Palma, as she prefers to be called, (says she) gave birth to Odoch in Kotch-Goma in Gulu hospital. However, the toddler had such worrying complications that they he was referred to Mbale regional referral hospital. There was no solace and she was further referred then to Mulago National Referral Hospital. At Mulago, the equipment to efficiently carry out the operation was missing. She says she was then referred to Nakasero Hospital.
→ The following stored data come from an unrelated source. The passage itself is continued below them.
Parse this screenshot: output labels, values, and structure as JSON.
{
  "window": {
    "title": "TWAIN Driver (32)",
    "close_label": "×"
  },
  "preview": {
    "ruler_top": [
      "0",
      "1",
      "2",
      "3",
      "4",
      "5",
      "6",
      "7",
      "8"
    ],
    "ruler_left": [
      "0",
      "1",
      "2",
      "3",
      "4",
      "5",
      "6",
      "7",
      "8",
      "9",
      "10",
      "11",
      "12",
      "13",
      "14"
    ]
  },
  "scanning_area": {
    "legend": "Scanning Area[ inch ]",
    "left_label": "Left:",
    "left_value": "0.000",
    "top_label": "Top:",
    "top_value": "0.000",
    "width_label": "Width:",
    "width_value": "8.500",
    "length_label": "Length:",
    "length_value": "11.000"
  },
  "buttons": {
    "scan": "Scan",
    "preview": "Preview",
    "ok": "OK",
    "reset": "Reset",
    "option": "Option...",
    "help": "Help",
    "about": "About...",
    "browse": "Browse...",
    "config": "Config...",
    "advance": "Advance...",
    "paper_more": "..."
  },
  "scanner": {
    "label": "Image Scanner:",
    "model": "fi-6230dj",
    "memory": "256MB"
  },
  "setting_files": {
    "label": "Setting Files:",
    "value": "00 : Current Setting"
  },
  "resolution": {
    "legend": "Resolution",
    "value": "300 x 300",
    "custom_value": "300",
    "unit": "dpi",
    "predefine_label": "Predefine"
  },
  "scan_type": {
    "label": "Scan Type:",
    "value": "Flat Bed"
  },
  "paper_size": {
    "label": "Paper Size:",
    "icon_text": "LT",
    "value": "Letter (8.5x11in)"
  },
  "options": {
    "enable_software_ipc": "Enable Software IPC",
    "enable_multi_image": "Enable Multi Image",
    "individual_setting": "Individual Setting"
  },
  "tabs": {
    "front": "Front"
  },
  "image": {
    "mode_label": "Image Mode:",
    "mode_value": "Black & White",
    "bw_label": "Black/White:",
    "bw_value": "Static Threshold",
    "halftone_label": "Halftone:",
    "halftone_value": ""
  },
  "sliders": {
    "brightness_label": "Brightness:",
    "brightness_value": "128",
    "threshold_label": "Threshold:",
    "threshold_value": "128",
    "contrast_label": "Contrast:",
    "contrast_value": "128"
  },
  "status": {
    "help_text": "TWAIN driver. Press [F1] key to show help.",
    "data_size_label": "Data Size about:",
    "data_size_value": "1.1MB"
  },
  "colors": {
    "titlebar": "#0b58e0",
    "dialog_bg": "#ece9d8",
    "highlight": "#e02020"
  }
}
I took it up, and decided to look into the facts of the matter. One of the doctors who tended to her at Nakasero hospital spoke to me on grounds of anonymity. He contradicted many things like Palma is not the mother of the child. He also said the father of the child, a UPDF had not abandoned them financially as she claims. “In fact, he called recently to find out how far we had progressed,” the doctor said.
After an interrogation over phone with Palma, I resolved that relations did not matter here. Rather, Odoch represents many sick babies that I did not know about yet. I decided to find out more about the illness and how much it has affected Uganda.
I then met Dr. Michael Muhumuza, head of Neurosurgery Mulago hospital. If Odoch is lucky to be operated on, Dr. Muhumuza’s hands will do the healing craft.
So what is spinal bifida?
Spinal bifida is a neural tube defect. Dr. Muhumuza says, “Spinal bifida results from having low folic acid levels at conception.” Much as the disease can be detected within six weeks of pregnancy, “not much can be done to revert a fetus that already has neural tube defects.”
The disease manifests as a swelling on a baby’s back, halting proper development of a baby’s spinal cord. It defect weakens children’s lower limbs leaving them ridden in wheelchairs all their lives. It also permanently weakens the child’s ability to control the flow of urine and feaces; medically known as incontinence.
Odoch has a small opening on his anus where he is able to defecate from. That is the case with all patients of spinal bifida. Palma says he can take even two weeks without passing stool.
As you can see, the child becomes “a burden the mother, the family and to the nation at large. The expense of taking care of them is high. This would rather be avoided.”
Just a dose of folic acids
Over the years, this condition has become very common upcountry. Ironically, it is a rare condition in countries like China and Europe where green-leaf vegetables are grown on a smaller scale compared to developing countries like Uganda.
All sexually active women are prone to the defect. Medics advise that a good dose of folic acids in the body three months to the conception is the only simple prevention to the otherwise costly defect. Thus it is important for couples to plan for pregnancies.
“That is why it is good to sit down as a couple and plan when to have a baby,” says Dr. Muhumuza.
The ward at Mulago National referral hospital is small. Once an operation is carried out, patients are discharged. Surgery only helps to close up the swelling but cannot cure the disease. Dr. Muhumuza calls on expectant mothers to visit antenatal clinics as frequent as possible. This is because the earlier the defects are detected the better.
At Mulago hospital, the surgeries are carried out free of charge.